Jennifer Chang is the author of The History of Anonymity and Some Say the Lark, winner of the 2018 William Carlos Williams Award. Her poems have appeared or are forthcoming in The New Yorker, A Public Space, Poetry, Georgia Review, The Believer, The New York Times, and Yale Review, and she has published essays on poetry and culture in New Literary History, The Oxford Encyclopedia of Asian American Literature and Culture, The Volta, Blackwell’s Companion to the Harlem Renaissance, New England Review, and Los Angeles Review of Books. She serves as the poetry editor of New England Review and since 2003 has been on the staff of Kundiman.

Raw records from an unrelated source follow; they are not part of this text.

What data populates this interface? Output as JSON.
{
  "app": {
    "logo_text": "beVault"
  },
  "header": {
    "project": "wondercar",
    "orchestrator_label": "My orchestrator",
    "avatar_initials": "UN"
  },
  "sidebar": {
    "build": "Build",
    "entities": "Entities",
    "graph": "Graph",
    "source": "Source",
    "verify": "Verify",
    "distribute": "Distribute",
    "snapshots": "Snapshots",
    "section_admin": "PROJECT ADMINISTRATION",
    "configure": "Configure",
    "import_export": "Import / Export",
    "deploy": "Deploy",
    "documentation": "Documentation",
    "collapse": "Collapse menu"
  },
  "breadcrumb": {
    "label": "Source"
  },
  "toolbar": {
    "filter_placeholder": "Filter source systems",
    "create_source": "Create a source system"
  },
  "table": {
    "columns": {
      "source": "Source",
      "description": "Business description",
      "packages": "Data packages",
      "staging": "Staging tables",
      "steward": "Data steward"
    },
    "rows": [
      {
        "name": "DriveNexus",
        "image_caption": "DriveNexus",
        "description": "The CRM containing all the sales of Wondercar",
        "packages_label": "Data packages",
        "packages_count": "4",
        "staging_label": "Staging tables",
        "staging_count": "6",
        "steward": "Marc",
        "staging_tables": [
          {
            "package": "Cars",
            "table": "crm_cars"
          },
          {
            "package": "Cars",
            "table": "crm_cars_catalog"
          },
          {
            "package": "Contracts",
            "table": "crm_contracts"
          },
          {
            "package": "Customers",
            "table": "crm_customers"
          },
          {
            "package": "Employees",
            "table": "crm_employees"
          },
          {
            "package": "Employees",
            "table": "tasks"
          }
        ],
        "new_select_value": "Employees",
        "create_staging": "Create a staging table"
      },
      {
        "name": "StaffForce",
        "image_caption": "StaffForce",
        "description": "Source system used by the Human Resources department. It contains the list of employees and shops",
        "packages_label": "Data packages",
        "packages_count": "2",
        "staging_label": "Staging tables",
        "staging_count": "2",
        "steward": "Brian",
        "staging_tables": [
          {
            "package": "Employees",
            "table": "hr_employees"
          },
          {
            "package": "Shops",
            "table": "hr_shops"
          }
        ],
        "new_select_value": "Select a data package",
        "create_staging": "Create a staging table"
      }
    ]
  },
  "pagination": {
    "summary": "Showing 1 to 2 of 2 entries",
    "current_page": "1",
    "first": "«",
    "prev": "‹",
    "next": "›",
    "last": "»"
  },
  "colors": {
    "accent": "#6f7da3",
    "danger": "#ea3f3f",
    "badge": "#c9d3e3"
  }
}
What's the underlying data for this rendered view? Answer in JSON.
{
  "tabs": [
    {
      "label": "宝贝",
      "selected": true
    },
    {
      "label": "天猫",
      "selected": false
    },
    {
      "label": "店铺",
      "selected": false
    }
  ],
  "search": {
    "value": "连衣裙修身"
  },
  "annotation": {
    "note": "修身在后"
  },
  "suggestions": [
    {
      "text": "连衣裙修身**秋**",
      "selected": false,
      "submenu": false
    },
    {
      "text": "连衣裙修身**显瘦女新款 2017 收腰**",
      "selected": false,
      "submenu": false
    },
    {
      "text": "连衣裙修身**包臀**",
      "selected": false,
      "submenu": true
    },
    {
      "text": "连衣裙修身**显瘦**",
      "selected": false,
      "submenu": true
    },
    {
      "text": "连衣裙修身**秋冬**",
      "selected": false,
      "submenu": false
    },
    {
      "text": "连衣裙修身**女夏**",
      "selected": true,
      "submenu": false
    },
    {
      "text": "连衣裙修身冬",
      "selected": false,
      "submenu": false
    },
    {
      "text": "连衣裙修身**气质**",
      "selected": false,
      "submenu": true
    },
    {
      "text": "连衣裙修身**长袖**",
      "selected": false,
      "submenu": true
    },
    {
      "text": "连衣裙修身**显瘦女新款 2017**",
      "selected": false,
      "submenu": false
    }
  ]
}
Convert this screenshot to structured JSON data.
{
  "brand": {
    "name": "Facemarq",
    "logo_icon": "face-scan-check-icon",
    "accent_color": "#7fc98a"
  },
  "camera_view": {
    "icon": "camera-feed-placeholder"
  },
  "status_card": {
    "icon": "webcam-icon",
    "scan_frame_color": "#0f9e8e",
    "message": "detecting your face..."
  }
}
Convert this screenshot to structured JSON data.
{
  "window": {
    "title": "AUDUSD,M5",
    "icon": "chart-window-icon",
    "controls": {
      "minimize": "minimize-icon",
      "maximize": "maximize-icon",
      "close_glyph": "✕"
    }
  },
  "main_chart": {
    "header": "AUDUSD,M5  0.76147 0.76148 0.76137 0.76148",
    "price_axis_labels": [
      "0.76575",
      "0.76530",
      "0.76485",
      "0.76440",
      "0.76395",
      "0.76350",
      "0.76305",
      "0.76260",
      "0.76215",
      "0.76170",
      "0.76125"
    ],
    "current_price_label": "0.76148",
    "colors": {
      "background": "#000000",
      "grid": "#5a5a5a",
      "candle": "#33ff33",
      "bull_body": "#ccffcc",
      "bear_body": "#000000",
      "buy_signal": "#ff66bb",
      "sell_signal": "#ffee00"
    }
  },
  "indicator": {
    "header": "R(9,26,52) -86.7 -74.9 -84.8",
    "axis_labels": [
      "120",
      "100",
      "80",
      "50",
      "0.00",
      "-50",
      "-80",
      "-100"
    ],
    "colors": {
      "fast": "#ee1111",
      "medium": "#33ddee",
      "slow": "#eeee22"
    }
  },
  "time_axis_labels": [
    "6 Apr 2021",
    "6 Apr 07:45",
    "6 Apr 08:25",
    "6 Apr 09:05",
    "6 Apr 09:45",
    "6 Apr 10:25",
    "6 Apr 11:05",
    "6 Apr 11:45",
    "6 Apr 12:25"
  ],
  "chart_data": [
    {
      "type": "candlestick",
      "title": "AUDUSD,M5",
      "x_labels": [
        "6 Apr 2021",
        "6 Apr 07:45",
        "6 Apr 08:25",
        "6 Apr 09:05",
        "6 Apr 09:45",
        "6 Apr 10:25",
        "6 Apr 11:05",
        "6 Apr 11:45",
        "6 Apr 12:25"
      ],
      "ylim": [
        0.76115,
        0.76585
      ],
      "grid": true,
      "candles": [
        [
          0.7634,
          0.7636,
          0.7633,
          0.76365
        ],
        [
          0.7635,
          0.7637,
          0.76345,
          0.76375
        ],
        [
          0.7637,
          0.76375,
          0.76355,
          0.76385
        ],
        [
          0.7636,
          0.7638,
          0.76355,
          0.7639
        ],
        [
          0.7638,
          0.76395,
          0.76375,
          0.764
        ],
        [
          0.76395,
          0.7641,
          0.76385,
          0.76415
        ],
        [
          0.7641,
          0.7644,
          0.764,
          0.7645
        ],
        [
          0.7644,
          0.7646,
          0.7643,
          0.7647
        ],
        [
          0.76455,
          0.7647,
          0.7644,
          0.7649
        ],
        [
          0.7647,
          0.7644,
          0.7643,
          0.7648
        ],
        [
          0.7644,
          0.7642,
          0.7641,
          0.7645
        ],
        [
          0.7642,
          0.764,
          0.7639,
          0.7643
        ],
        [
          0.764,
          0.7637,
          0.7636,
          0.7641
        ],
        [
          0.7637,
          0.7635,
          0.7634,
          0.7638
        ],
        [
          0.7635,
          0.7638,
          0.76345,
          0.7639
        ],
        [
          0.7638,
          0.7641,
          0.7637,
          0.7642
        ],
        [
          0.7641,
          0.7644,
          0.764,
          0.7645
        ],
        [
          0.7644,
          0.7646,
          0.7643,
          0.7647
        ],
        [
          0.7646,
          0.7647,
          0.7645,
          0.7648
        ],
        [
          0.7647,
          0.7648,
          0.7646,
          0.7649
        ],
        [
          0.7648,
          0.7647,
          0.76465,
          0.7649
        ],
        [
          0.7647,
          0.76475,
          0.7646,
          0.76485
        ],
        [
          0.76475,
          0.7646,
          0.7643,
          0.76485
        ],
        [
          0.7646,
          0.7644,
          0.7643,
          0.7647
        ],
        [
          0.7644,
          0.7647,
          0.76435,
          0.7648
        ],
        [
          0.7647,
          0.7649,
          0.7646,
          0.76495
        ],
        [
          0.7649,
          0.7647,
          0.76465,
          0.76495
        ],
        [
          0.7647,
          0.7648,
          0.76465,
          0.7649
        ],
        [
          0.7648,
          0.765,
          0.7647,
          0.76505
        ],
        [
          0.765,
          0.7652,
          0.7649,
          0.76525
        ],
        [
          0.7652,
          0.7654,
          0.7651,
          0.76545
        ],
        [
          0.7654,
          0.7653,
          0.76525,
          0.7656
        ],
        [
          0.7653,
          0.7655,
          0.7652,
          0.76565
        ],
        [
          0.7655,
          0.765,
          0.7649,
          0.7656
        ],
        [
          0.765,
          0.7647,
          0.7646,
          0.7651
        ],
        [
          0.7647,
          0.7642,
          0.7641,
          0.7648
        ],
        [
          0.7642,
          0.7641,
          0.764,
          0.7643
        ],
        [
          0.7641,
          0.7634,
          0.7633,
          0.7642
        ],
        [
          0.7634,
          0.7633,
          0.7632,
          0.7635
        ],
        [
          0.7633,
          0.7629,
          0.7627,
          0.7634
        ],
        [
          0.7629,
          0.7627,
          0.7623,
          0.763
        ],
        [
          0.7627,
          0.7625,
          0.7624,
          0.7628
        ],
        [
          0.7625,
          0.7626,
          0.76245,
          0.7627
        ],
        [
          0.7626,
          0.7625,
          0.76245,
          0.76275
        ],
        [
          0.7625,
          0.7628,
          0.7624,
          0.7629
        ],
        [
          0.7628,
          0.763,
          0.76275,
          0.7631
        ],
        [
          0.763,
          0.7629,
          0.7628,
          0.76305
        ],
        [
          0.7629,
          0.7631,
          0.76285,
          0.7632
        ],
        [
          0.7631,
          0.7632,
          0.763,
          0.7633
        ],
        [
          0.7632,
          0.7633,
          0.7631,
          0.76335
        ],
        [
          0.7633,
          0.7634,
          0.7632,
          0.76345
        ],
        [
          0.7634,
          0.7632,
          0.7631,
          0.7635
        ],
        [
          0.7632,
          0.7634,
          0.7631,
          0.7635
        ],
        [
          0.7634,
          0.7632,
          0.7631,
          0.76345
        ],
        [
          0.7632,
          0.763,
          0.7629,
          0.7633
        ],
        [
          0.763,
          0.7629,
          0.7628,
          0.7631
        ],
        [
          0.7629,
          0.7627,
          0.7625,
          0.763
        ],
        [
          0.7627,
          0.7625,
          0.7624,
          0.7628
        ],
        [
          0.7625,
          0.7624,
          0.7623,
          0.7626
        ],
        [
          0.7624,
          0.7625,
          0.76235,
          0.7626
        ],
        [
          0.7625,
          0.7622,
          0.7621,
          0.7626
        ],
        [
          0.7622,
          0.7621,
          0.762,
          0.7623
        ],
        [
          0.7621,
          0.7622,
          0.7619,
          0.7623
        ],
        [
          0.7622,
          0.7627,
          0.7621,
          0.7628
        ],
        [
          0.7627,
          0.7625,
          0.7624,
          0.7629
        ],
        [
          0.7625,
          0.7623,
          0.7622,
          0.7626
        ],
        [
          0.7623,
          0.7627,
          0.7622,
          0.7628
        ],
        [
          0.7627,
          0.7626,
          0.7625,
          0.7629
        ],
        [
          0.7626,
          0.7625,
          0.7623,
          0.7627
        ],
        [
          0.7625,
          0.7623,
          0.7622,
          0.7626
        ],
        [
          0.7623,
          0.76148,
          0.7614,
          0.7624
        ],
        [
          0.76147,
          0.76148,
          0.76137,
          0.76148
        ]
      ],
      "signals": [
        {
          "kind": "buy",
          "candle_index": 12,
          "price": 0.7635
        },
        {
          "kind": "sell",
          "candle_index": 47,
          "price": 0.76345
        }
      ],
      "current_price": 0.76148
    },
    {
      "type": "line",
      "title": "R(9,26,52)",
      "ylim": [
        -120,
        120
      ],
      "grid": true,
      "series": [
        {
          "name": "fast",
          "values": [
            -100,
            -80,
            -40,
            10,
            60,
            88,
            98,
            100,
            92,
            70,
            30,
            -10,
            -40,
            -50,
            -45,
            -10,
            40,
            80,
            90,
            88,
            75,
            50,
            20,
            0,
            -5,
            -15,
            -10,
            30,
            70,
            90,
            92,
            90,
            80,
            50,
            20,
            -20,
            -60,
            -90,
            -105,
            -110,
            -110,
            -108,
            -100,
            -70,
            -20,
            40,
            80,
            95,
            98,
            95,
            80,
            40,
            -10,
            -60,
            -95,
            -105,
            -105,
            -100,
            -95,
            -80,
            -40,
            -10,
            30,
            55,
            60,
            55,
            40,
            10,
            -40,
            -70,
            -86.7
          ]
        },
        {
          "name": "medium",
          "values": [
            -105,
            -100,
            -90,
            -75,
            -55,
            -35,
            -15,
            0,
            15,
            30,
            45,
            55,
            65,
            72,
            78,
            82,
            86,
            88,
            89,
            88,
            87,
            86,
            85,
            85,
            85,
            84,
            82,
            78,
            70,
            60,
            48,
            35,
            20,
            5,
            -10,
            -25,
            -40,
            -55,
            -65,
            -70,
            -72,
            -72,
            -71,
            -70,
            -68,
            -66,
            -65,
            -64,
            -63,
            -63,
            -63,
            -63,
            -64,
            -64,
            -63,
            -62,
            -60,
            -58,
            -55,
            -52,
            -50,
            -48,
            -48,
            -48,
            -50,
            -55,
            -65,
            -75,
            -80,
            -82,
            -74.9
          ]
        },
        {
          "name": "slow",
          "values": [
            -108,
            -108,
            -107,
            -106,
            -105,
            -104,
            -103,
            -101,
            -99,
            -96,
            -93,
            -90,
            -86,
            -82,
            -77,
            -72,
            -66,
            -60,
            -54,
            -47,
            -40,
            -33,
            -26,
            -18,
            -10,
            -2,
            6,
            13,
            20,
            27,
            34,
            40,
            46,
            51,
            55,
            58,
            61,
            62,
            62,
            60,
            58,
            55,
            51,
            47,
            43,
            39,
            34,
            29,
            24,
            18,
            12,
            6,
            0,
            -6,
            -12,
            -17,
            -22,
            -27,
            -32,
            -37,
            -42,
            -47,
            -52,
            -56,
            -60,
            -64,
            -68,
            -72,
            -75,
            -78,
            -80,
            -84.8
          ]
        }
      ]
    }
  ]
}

Joanna Klink is the author of They Are Sleeping (2000), Circadian (2007), Raptus (2010), Excerpts from a Secret Prophecy (2015), and The Nightfields (2020). Her poems have appeared in many anthologies, most recently Resistance, Rebellion, Life: 50 Poems Now and The Penguin Anthology of Twentieth Century Poetry. She has received awards and fellowships from the Rona Jaffe Foundation, Civitella Ranieri, the Bogliasco Foundation, the American Academy of Arts and Letters, the Trust of Amy Lowell, and the John Simon Guggenheim Memorial Foundation.

Lisa Olstein is the author of five poetry collections including Radio Crackling, Radio Gone (2006)Lost Alphabet (2009)Little Stranger (2013)Late Empire (2017)and Dream Apartment (2023). Her nonfiction includes Pain Studies (2020), a book-length lyric essay, and Climate (2022), an exchange of epistolary essays with the poet with Julie Carr. Olstein‘s honors include a Pushcart Prize, Lannan Writing Residency, Hayden Carruth Award, Writers League of Texas Discovery Award, and fellowships from the Sustainable Arts Foundation, the Massachusetts Cultural Council, and the Guggenheim Foundation.

 

Roger Reeves is the author of the poetry collection King Me (Copper Canyon) and recipient of honors and support from the National Endowment for the Arts, the Poetry Foundation, Bread Loaf, the Provincetown Fine Arts Work Center, and Cave Canem. His poems have appeared in journals such as Poetry, Ploughshares, American Poetry Review, Boston Review, and Tin House. Kim Addonizio selected “Kletic of Walt Whitman” for the Best New Poets 2009 anthology. He earned his MFA from the Michener Center in 2010 and his PhD in English from UT’s Dept of English, and he previously taught at University of Illinois/Chicago.